Write down the name of the compound represented by $A{l_2}{(S{O_4})_3}$.

Answer 1

Hint: For finding out the name of compound see the ions attached it means see what is metal and which anion is present. Here, anion is of sulphur and we know that sulphur can make three types of anions which are sulphide, sulfate and sulfite. Now if anyone knows how these three represent then can easily differentiate between them.

Complete step-by-step answer:
We have aluminum here which is an element of group $13$ of boron family, each element of boron family have a charge of $( + 3)$ so aluminum is also having charge of $( + 3)$ represented as $A{l^{ + 3}}$. Now comes to the anionic part it is a sulphur constituent, we know that sulphur forms three types of anions, one is sulphide in which it will exist alone having a charge of $ - 2$ on it, it can be represented as ${S^{2 - }}$.

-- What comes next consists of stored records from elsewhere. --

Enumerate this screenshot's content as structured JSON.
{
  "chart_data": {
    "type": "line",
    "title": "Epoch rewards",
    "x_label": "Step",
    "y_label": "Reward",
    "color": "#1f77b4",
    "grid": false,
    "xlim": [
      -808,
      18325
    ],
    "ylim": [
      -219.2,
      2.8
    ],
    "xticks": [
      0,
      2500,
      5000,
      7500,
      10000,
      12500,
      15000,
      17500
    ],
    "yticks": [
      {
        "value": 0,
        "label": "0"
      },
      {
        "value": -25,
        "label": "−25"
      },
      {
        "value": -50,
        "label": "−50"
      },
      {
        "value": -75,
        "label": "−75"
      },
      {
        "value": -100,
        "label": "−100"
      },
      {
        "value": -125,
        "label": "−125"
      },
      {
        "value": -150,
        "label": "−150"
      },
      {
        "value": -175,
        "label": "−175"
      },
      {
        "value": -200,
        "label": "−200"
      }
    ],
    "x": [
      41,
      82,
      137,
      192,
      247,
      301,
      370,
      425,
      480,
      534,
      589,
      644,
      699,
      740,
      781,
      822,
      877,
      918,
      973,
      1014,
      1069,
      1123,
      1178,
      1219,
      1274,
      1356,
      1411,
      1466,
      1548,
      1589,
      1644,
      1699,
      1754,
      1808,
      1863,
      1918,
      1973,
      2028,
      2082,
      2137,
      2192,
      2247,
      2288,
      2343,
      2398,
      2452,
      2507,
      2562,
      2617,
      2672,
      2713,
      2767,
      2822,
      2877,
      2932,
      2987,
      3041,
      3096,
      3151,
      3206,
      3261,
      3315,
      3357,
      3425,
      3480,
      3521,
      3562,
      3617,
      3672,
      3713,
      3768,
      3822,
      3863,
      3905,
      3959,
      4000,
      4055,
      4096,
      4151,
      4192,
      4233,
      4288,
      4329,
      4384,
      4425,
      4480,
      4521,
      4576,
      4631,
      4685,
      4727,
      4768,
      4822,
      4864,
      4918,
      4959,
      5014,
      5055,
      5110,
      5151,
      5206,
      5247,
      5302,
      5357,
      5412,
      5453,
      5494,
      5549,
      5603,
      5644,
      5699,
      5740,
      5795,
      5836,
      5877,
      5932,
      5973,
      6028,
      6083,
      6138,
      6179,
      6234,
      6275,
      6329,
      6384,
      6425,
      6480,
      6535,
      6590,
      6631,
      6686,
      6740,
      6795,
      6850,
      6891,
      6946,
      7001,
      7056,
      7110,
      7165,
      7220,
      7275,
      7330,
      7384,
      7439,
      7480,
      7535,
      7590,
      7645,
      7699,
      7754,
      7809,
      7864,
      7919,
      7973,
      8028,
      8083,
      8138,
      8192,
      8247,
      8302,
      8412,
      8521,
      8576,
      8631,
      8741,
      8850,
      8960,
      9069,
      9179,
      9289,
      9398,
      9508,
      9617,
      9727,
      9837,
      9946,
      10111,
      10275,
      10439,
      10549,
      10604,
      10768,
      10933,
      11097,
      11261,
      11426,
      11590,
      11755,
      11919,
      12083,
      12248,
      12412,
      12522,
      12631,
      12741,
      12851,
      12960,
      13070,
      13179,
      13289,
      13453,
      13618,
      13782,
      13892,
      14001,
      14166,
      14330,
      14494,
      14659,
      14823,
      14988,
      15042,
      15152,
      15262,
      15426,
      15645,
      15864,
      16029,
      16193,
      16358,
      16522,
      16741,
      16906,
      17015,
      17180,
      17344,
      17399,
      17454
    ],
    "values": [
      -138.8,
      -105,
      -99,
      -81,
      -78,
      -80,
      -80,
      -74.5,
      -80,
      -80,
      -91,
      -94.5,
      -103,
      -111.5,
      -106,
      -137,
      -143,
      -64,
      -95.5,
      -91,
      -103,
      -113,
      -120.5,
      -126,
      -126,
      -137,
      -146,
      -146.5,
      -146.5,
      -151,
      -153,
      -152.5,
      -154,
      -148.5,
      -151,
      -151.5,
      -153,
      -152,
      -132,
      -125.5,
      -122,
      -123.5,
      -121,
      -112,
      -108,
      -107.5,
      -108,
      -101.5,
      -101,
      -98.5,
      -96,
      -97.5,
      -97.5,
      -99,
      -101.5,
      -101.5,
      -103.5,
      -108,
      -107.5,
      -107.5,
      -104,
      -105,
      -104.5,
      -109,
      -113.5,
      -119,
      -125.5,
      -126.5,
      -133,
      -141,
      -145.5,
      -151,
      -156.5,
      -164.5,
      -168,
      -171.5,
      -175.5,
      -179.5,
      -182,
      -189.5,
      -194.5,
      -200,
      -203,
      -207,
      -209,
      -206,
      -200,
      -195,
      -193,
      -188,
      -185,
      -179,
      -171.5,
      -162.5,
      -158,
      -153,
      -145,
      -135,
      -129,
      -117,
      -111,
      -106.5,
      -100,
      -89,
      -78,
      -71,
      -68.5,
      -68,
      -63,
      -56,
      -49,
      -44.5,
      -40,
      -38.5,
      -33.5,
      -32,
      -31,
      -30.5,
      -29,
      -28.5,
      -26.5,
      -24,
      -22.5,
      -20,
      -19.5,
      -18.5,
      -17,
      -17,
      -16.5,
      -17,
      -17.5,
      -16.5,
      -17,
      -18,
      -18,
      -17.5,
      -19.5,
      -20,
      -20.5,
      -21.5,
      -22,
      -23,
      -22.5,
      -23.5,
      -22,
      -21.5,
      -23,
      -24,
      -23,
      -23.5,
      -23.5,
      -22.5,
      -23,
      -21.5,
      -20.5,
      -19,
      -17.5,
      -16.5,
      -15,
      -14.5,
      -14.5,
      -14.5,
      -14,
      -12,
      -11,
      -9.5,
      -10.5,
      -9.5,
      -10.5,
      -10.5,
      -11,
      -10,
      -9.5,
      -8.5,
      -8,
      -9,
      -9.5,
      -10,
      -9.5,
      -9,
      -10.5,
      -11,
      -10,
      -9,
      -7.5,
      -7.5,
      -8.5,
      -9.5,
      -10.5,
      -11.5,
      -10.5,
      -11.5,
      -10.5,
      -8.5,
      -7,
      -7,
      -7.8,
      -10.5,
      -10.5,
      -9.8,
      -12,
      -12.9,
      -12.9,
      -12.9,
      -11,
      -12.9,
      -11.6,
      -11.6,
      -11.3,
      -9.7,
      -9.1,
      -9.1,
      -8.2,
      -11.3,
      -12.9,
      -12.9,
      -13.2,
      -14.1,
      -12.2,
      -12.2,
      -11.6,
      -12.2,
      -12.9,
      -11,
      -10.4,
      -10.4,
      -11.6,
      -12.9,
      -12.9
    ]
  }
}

Another two types of anions of sulphur are just the same by name, one is sulfate and another is sulfite. In sulfate having $ - ate$ as a suffix so in this type of anion it is represented as $SO_4^{2 - }$ . In another anion, in sulfite it can be represented as $SO_3^{2 - }$. In the above formula aluminum reacts with sulfate and forms aluminum sulfate. $A{l^{ + 3}}\,\,\,SO_4^{2 - }$

These two ions form compounds that give charge of each on another anion, thus we get $A{l_2}{(S{O_4})_3}$ .


Note: When there is compound formation, the cation and anion react and give up charge which is present on their own towards the other atom or group. Same happens here, aluminum gave up charge $( + 3)$ to sulfate while sulfate also gave up charge of $ - 2$ to aluminum and got a compound named aluminum sulfate.